The bottom line is that, if my son is indeed Patient 11, then the Lancet article made a false assertion that his symptoms set in immediately after the MMR; in service of some attorneys’ efforts to prove “causation” that, unbeknownst to me, apparently drove this research. If the sloppy mishandling of patient information and inaccuracies in my own son’s records is any indication of how that research was done, then I am very thankful that the Lancet article has been withdrawn and the “research study” discredited. That brings me to my third reason for contacting you, which is to express my hope that we can all move on from this debacle and search for real causes of the current explosion in autism cases. I have been involved in and have supported serious research into the causes of and effective treatments for this illness. We know now that the study reported in the Lancet article was a huge and very costly distraction. I hope that you will join me in looking, with an open mind, at real explanations of the current situation, as well as in advocating for adequate medical care and educational services for the many people affected, so that outcomes can be positive, as they are now proving for my son. While some autism may be a natural part of the human condition, what is happening now requires explanation. We will not get it if we spend time rehashing old debates.

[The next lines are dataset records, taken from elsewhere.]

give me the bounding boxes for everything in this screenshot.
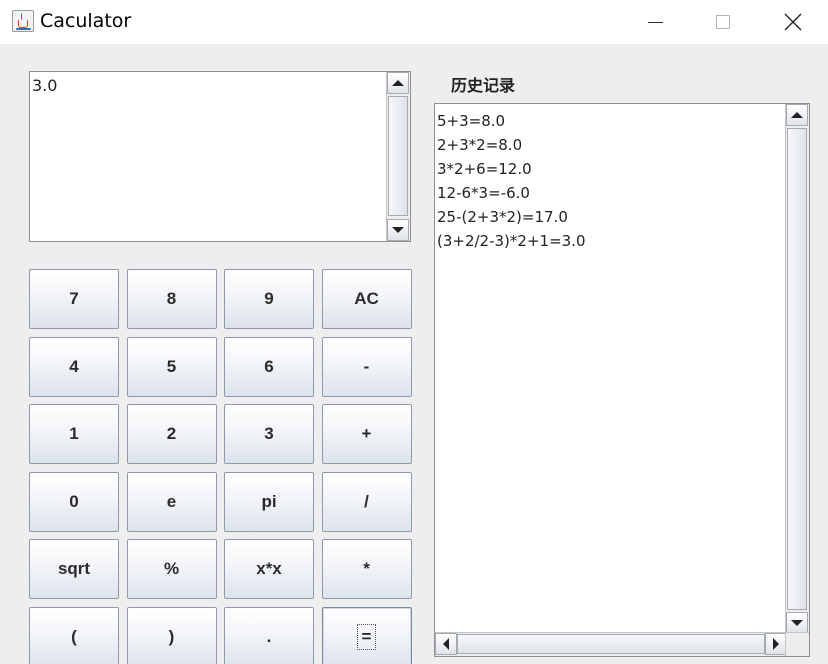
key-label: 0 [69,491,79,511]
title-bar[interactable]: Caculator [0,0,828,44]
key-label: 8 [166,289,177,308]
history-horizontal-scrollbar[interactable] [435,632,787,656]
close-button[interactable] [770,0,816,44]
key-label: AC [354,289,379,308]
key-label: 1 [69,424,79,443]
key-label: - [363,356,370,376]
open-paren-button[interactable]: ( [29,606,119,664]
key-label: 4 [69,356,79,376]
close-paren-button[interactable]: ) [126,606,217,664]
scroll-up-button[interactable] [786,104,808,126]
two-button[interactable]: 2 [126,404,217,464]
arrow-down-icon [392,227,404,233]
scroll-down-button[interactable] [786,612,808,634]
history-entry: 2+3*2=8.0 [437,136,523,154]
zero-button[interactable]: 0 [29,471,119,532]
key-label: 5 [166,356,177,376]
maximize-button[interactable] [700,0,746,44]
history-entry: (3+2/2-3)*2+1=3.0 [437,232,586,250]
history-entry: 12-6*3=-6.0 [437,184,530,202]
java-coffee-cup-icon [12,10,34,32]
key-label: 2 [166,424,177,443]
history-entry: 3*2+6=12.0 [437,160,532,178]
square-button[interactable]: x*x [224,539,314,599]
scroll-thumb[interactable] [787,128,807,610]
history-panel[interactable]: 5+3=8.0 2+3*2=8.0 3*2+6=12.0 12-6*3=-6.0 25-… [434,103,810,657]
arrow-left-icon [443,638,449,650]
decimal-point-button[interactable]: . [224,606,314,664]
arrow-down-icon [791,620,803,626]
history-list: 5+3=8.0 2+3*2=8.0 3*2+6=12.0 12-6*3=-6.0 25-… [437,109,586,253]
six-button[interactable]: 6 [224,336,314,397]
four-button[interactable]: 4 [29,336,119,397]
key-label: . [266,626,272,646]
one-button[interactable]: 1 [29,404,119,464]
scroll-down-button[interactable] [387,219,409,241]
divide-button[interactable]: / [321,471,412,532]
nine-button[interactable]: 9 [224,269,314,329]
result-display[interactable]: 3.0 [29,71,411,242]
close-icon [784,13,802,31]
history-entry: 25-(2+3*2)=17.0 [437,208,568,226]
multiply-button[interactable]: * [321,539,412,599]
arrow-right-icon [773,638,779,650]
key-label: + [361,424,372,443]
key-label: / [364,491,369,511]
percent-button[interactable]: % [126,539,217,599]
eight-button[interactable]: 8 [126,269,217,329]
display-value: 3.0 [32,76,58,95]
keypad: 7 8 9 AC 4 5 6 - 1 2 3 +0 e pi / sqrt% x*x * (). = [29,269,413,664]
arrow-up-icon [392,80,404,86]
minus-button[interactable]: - [321,336,412,397]
square-root-button[interactable]: sqrt [29,539,119,599]
minimize-button[interactable] [632,0,678,44]
key-label: x*x [256,559,282,578]
five-button[interactable]: 5 [126,336,217,397]
minimize-icon [647,21,663,23]
maximize-icon [716,15,730,29]
euler-e-button[interactable]: e [126,471,217,532]
history-title: 历史记录 [451,76,516,95]
arrow-up-icon [791,112,803,118]
all-clear-button[interactable]: AC [321,269,412,329]
key-label: 7 [69,289,79,308]
key-label: 9 [264,289,274,308]
scroll-right-button[interactable] [765,633,787,655]
pi-button[interactable]: pi [224,471,314,532]
history-entry: 5+3=8.0 [437,112,506,130]
scrollbar-corner [785,632,809,656]
seven-button[interactable]: 7 [29,269,119,329]
equals-button[interactable]: = [321,606,412,664]
scroll-thumb[interactable] [388,96,408,216]
plus-button[interactable]: + [321,404,412,464]
key-label: % [163,559,180,578]
key-label: sqrt [57,559,91,578]
key-label: ) [168,626,175,646]
scroll-thumb[interactable] [457,634,765,654]
key-label: pi [261,491,277,511]
key-label: ( [71,626,77,646]
key-label: * [363,559,370,578]
three-button[interactable]: 3 [224,404,314,464]
key-label: = [356,623,377,650]
display-vertical-scrollbar[interactable] [386,72,410,241]
key-label: 3 [264,424,274,443]
key-label: e [166,491,177,511]
scroll-left-button[interactable] [435,633,457,655]
key-label: 6 [264,356,274,376]
window-title: Caculator [40,10,132,32]
scroll-up-button[interactable] [387,72,409,94]
history-vertical-scrollbar[interactable] [785,104,809,634]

As for the confidentiality issues, I appreciate and rely on your courtesy and discretion
Mr. 11 asked for courtesy and discretion on confidentiality issues. I would put to Mr. Olmsted that when he published the first name of Child 11, he may not have been heeding Mr. 11’s wishes.
The father has made a few more statements about these events:
First, about the Age of Autism series: “Olmsted’s logic is twisted and emotional”.
About the research at the Royal Free: “We all make daily human errors, but I guess some people ( Royal Free ) do it for a lifetime !”
“What a HUGE embarrassment, and scientific fiasco ! “.
Mr. 11 asked “That brings me to my third reason for contacting you, which is to express my hope that we can all move on from this debacle and search for real causes of the current explosion in autism cases”
Whether one agrees with the “epidemic” or not, the idea of moving on from the “debacle” (which I read in context to refer to the story about Mr. Wakefield and the Lancet study) and focusing on research is a very wise suggestion. As Mr. Olmsted has shown, not only has Mr. Wakefield been a huge distraction, but his supporters have been as well.